Hashtagger+ Efficient High Coverage Social Tagging of Streaming News in Java

Abstract:

News and social media now play a synergistic role and neither domain can be grasped in isolation. On one hand, platforms such as Twitter have taken a central role in the dissemination and consumption of news. On the other hand, news editors rely on social media for following their audience's attention and for crowd-sourcing news stories. Twitter hashtags function as a key connection between Twitter crowds and the news media, by naturally naming and contextualizing stories, grouping the discussion of news and marking topic trends. In this work, we propose Hashtagger+, an efficient learning-to-rank framework for merging news and social streams in real-time, by recommending Twitter hashtags to news articles.
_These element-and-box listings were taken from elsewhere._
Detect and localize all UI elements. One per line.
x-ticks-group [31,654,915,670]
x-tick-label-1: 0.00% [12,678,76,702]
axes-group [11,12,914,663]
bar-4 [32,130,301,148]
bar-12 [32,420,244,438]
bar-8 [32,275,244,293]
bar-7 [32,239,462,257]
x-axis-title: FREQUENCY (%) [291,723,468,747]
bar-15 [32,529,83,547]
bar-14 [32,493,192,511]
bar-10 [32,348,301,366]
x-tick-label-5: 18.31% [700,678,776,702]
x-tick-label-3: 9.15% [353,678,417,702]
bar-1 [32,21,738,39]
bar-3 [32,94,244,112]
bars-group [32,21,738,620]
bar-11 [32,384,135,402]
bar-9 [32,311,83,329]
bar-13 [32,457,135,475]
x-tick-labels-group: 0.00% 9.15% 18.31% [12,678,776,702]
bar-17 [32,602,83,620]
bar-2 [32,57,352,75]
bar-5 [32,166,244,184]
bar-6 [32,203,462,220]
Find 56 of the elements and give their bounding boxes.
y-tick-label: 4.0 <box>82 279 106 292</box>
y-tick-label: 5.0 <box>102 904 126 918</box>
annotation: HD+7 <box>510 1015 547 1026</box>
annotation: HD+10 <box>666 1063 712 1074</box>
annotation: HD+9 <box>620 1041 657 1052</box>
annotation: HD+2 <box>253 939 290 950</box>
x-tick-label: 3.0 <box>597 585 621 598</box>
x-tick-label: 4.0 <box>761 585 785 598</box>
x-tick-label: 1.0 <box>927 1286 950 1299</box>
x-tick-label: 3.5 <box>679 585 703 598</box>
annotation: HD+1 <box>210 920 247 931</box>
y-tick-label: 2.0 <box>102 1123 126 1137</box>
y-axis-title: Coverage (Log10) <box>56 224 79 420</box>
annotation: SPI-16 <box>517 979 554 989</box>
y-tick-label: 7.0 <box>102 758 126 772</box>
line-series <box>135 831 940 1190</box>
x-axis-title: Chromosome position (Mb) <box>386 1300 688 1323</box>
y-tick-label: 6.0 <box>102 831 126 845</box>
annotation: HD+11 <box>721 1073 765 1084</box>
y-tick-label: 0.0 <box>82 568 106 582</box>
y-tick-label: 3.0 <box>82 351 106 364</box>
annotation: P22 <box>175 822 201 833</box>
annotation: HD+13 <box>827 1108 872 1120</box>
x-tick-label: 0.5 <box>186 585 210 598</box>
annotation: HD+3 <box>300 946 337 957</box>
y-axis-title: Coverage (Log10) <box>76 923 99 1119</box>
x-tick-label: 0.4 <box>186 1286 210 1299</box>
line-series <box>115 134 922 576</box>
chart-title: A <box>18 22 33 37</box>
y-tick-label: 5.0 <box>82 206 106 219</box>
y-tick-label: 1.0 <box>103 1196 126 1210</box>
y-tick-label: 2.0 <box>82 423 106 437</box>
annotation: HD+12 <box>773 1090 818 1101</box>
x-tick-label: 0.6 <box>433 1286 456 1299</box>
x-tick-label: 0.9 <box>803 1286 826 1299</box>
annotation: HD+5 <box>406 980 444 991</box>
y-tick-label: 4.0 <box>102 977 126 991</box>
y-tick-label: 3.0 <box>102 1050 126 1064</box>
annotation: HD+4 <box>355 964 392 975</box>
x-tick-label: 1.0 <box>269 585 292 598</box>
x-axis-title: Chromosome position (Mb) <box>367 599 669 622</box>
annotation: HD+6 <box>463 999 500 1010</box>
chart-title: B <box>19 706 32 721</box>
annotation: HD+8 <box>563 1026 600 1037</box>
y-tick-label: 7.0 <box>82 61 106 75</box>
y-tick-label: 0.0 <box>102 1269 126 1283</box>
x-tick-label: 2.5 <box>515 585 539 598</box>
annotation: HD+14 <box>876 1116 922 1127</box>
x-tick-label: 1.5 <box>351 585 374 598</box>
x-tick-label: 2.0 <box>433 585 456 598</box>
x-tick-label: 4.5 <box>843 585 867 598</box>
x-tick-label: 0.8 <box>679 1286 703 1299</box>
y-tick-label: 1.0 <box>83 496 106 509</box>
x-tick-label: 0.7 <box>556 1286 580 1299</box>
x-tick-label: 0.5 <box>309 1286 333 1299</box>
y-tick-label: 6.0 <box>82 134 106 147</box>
We provide an extensive study of different approaches for streaming hashtag recommendation, and show that pointwise learning-to-rank is more effective than multi-class classification as well as more complex learning-to-rank approaches. We improve the efficiency and coverage of a state-of-the-art hashtag recommendation model by proposing new techniques for data collection and feature computation. In our comprehensive evaluation on real-data, we show that we drastically outperform the accuracy and efficiency of prior methods. Our prototype system delivers recommendations in under 1 minute, with a Precision@1 of 94 percent and article coverage of 80 percent. This is an order of magnitude faster than prior approaches, and brings improvements of 5 percent in precision and 20 percent in coverage. By effectively linking the news stream to the social stream via the recommended hashtags, we open the door to solving many challenging problems related to story detection and tracking. To showcase this potential, we present an application of our recommendations to automated news story tracking via social tags.